Sejak bergabung dengan Mutiara Hitam pada 2010 silam, Yoo sudah sukses mempersembahkan tiga gelar domestik, di antaranya Indonesia Super League (ISL) 2010/11 dan 2012/13, serta Indonesia Soccer Championship (ISC) A 2016.
Pada tahun 2014, Yoo turut berkontribusi membawa Mutiara Hitam menapak semifinal Piala AFC 2014 sebelum dikalahkan Al-Qadsia SC dengan agregat 2-10.
Kebersamaan Yoo dengan Boaz Solossa dan kawan-kawan harus berakhir setelah dirinya memutuskan untuk mencari pengalaman baru untuk membela Bali United (dulunya Persisam) untuk kompetisi Liga Indonesia musim 2014/15.

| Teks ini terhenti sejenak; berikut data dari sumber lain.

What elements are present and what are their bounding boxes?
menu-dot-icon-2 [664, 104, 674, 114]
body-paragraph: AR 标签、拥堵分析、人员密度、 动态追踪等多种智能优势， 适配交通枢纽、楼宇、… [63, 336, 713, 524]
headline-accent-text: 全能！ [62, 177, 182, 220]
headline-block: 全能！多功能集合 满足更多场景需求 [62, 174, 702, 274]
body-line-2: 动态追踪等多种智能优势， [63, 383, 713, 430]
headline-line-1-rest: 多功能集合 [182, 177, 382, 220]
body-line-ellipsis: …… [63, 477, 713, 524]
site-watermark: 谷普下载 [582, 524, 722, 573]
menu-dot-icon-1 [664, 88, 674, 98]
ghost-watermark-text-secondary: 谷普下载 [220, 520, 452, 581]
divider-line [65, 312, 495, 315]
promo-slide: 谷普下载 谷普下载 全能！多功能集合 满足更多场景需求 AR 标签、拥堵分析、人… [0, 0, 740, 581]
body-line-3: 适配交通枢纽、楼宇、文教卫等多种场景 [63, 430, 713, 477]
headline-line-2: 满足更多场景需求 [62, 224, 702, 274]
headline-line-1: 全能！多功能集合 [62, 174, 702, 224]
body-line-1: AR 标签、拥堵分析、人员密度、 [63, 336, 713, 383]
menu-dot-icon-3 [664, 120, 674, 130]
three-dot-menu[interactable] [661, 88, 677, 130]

Usai gagal membawa Bali United berprestasi dan vakumnya sepakbola nasional pada tahun 2015, di musim 2016 ini sang kiper memutuskan untuk kembali ke Persipura.
Pada Liga 1 2018 ini, Yoo Jae-Hoon kembali meninggalkan Persipura dan bergabung dengan Mitra Kukar. Yoo juga sempat mengungkapkan ingin gantung sarung tangan atau pensiun di Indonesia.